7. The high pier verticality intelligent monitoring and control system according to claim 1, wherein, The prediction execution and collaborative optimization module specifically includes the following steps: based on the target correction amount, real-time attitude data, an actuator dynamic response model, and a pier structure mechanics model; generating a collaborative control sequence for suppressing secondary disturbance in the correction process by solving an optimal control problem; wherein the objective function of the optimal control problem includes an optimization term for making the pier attitude change smoothly approach the target correction amount and an optimization term for suppressing vibration during actuator action.

8. The high pier verticality intelligent monitoring and control system according to claim 1, wherein, The deviation correction execution module includes a cluster of multiple hydraulic jacks, which is used to parse the collaborative control sequence into thrust and displacement instructions of each hydraulic jack, and to perform synchronous or asynchronous driving control to physically adjust the high pier.

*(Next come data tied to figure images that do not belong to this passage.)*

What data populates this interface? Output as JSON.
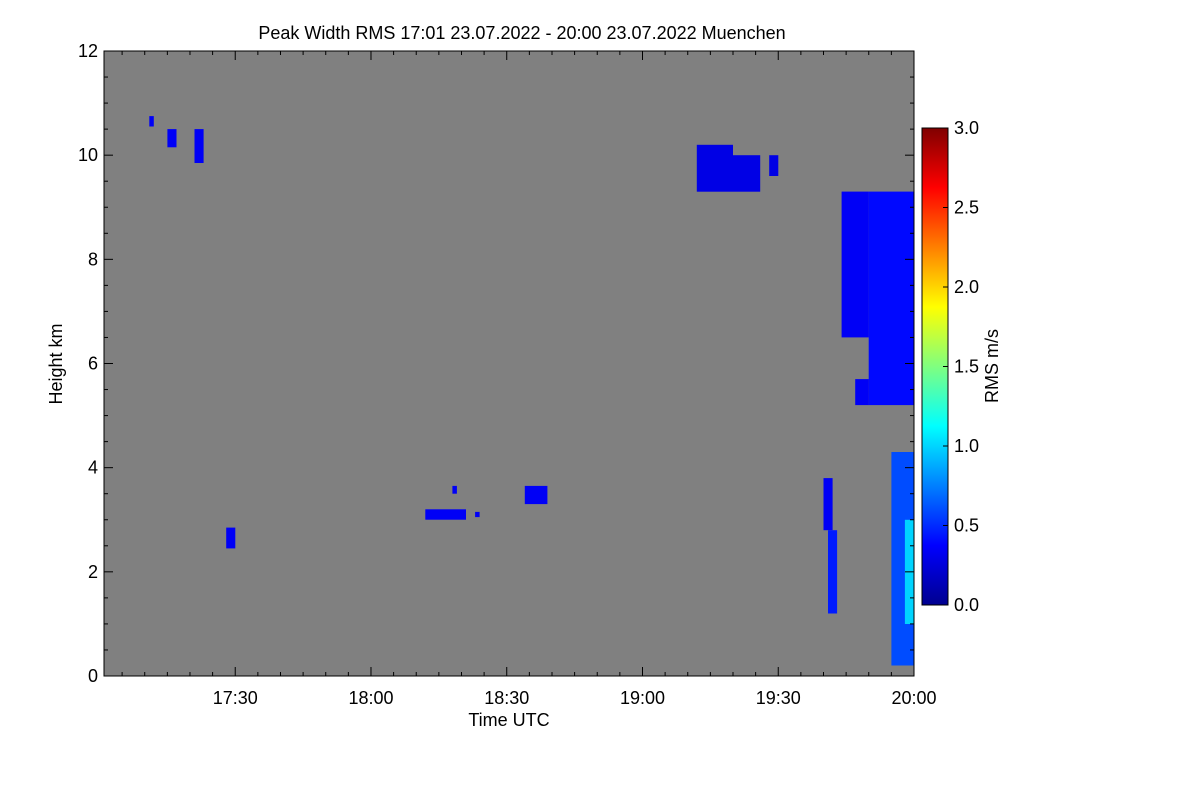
{
  "chart_data": {
    "type": "heatmap",
    "title": "Peak Width RMS   17:01 23.07.2022 - 20:00 23.07.2022 Muenchen",
    "xlabel": "Time UTC",
    "ylabel": "Height km",
    "x_ticks": [
      {
        "value": 1050,
        "label": "17:30"
      },
      {
        "value": 1080,
        "label": "18:00"
      },
      {
        "value": 1110,
        "label": "18:30"
      },
      {
        "value": 1140,
        "label": "19:00"
      },
      {
        "value": 1170,
        "label": "19:30"
      },
      {
        "value": 1200,
        "label": "20:00"
      }
    ],
    "xlim": [
      1021,
      1200
    ],
    "y_ticks": [
      0,
      2,
      4,
      6,
      8,
      10,
      12
    ],
    "ylim": [
      0,
      12
    ],
    "colorbar": {
      "label": "RMS m/s",
      "range": [
        0.0,
        3.0
      ],
      "ticks": [
        "0.0",
        "0.5",
        "1.0",
        "1.5",
        "2.0",
        "2.5",
        "3.0"
      ]
    },
    "background_color": "#808080",
    "echo_regions": [
      {
        "t": [
          1031,
          1032
        ],
        "h": [
          10.55,
          10.75
        ],
        "v": 0.35
      },
      {
        "t": [
          1035,
          1037
        ],
        "h": [
          10.15,
          10.5
        ],
        "v": 0.35
      },
      {
        "t": [
          1041,
          1043
        ],
        "h": [
          9.85,
          10.5
        ],
        "v": 0.35
      },
      {
        "t": [
          1048,
          1050
        ],
        "h": [
          2.45,
          2.85
        ],
        "v": 0.35
      },
      {
        "t": [
          1092,
          1101
        ],
        "h": [
          3.0,
          3.2
        ],
        "v": 0.35
      },
      {
        "t": [
          1103,
          1104
        ],
        "h": [
          3.05,
          3.15
        ],
        "v": 0.35
      },
      {
        "t": [
          1098,
          1099
        ],
        "h": [
          3.5,
          3.65
        ],
        "v": 0.35
      },
      {
        "t": [
          1114,
          1119
        ],
        "h": [
          3.3,
          3.65
        ],
        "v": 0.35
      },
      {
        "t": [
          1152,
          1160
        ],
        "h": [
          9.3,
          10.2
        ],
        "v": 0.3
      },
      {
        "t": [
          1160,
          1166
        ],
        "h": [
          9.3,
          10.0
        ],
        "v": 0.3
      },
      {
        "t": [
          1168,
          1170
        ],
        "h": [
          9.6,
          10.0
        ],
        "v": 0.3
      },
      {
        "t": [
          1184,
          1190
        ],
        "h": [
          6.5,
          9.3
        ],
        "v": 0.35
      },
      {
        "t": [
          1190,
          1200
        ],
        "h": [
          5.2,
          9.3
        ],
        "v": 0.4
      },
      {
        "t": [
          1187,
          1190
        ],
        "h": [
          5.2,
          5.7
        ],
        "v": 0.35
      },
      {
        "t": [
          1180,
          1182
        ],
        "h": [
          2.8,
          3.8
        ],
        "v": 0.35
      },
      {
        "t": [
          1181,
          1183
        ],
        "h": [
          1.2,
          2.8
        ],
        "v": 0.45
      },
      {
        "t": [
          1195,
          1200
        ],
        "h": [
          0.2,
          4.3
        ],
        "v": 0.6
      },
      {
        "t": [
          1198,
          1200
        ],
        "h": [
          1.0,
          3.0
        ],
        "v": 1.0
      }
    ]
  }
}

9. The high pier verticality intelligent monitoring and control system according to claim 1, wherein, The feedback checking module specifically includes the following steps: obtaining the actual attitude change after the deviation correction execution module completes the physical adjustment; calculating the prediction error between the actual attitude change and the attitude change predicted when the collaborative control sequence is generated by the prediction execution and collaborative optimization module; According to the prediction error, calling an optimization algorithm to update the model parameters of the actuator dynamic response model and the pier structure mechanics model online to reduce the prediction error of subsequent correction actions.

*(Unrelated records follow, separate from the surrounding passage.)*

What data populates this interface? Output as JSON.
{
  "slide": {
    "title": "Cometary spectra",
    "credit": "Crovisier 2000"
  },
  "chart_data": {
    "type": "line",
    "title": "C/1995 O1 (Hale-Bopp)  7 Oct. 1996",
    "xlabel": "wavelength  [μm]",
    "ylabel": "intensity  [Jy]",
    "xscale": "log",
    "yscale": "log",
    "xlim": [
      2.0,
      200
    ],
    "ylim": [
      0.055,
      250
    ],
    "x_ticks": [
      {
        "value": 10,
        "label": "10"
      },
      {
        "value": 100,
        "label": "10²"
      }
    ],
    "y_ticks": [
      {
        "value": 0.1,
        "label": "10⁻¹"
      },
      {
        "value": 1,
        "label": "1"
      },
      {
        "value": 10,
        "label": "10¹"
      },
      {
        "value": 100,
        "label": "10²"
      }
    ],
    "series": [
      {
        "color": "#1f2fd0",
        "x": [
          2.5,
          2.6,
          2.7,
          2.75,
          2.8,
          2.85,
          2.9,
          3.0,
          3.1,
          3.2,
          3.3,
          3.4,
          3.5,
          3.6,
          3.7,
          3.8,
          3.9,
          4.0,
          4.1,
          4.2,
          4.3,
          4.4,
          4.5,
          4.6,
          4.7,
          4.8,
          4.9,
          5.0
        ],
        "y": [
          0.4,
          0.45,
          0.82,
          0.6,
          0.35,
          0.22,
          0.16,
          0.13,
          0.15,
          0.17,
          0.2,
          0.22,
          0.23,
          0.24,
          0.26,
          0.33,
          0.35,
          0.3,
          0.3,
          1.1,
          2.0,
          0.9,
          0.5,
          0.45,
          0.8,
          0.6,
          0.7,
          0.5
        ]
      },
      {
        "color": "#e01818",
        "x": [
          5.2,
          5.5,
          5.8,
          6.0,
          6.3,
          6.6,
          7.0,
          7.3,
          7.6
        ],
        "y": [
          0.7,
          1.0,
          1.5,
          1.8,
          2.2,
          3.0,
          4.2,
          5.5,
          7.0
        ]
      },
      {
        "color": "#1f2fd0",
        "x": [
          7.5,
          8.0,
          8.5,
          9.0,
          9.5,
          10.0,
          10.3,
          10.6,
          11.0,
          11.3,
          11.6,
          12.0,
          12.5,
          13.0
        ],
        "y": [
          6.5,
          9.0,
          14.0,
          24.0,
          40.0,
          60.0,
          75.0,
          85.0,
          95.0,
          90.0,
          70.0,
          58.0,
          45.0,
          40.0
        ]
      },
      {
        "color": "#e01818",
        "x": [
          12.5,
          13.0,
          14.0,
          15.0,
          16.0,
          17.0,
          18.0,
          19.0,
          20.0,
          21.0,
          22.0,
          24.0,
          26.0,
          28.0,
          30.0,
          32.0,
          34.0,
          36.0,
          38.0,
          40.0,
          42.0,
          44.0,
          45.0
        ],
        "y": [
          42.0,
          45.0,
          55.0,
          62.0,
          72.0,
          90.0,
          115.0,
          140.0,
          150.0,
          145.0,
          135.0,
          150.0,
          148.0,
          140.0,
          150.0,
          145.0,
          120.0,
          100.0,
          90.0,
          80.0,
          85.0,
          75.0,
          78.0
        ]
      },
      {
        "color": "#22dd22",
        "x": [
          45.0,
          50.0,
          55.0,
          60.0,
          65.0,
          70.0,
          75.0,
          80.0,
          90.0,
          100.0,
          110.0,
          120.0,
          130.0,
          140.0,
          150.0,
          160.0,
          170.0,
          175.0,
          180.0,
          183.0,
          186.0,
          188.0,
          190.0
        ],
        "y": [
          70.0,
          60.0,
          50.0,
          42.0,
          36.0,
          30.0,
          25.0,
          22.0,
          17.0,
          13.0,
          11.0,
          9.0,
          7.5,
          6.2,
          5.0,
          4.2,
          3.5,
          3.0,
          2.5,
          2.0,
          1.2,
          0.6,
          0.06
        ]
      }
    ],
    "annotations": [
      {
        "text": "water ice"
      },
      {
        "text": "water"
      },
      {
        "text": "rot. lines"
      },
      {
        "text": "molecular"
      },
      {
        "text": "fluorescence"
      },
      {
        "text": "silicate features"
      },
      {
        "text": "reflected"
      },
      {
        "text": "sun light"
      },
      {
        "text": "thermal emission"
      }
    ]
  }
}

10. The device for intelligent monitoring and control of high pier verticality, applied to the system for intelligent monitoring and control of high pier verticality according to any one of claims 1-9, characterized in that, including; Support base (1), the upper surface of the support base (1) is fixedly connected with support frame (2), the upper surface of the support frame (2) is fixedly connected with laser tracker (3), the upper surface of the support frame (2) is fixedly connected with support rod (4), one end of the support rod (4) is fixedly connected with wind speed and direction instrument (5), the upper surface of the wind speed and direction instrument (5) is fixedly connected with sunshine intensity meter (6), the upper surface of the support base (1) is fixedly connected with support column (16), the outer wall of the support column (16) is fixedly connected with fixed frame (7), the lower surface of the fixed frame (7) is fixedly connected on the upper surface of support base (1), the upper surface of the support base (1) is fixedly connected with hydraulic jack (8), the output end of the hydraulic jack (8) is fixedly connected with connecting frame three (19), the inside of the connecting frame three (19) is rotatably connected with connecting rod (15), the outer wall of the connecting rod (15) is fixedly connected with rotating block (18), the outer wall of the rotating block (18) is rotatably connected in the inner wall of support column (16), one end of the connecting rod (15) is rotatably connected with connecting frame one (13), the outer wall of the connecting frame one (13) is fixedly connected with rolling frame (14), the upper surface of the support column (16) is fixedly connected with fixed plate (9), the inside of the fixed plate (9) is slidably connected with sliding rod (12), one end of the sliding rod (12) is rotatably connected with connecting frame two (17), the outer wall of the connecting frame two (17) is fixedly connected with three-axis gyroscope sensor (10), the outer wall of the sliding rod (12) is fixedly connected with spring (11), one end of the spring (11) is fixedly connected in the outer wall of fixed plate (9).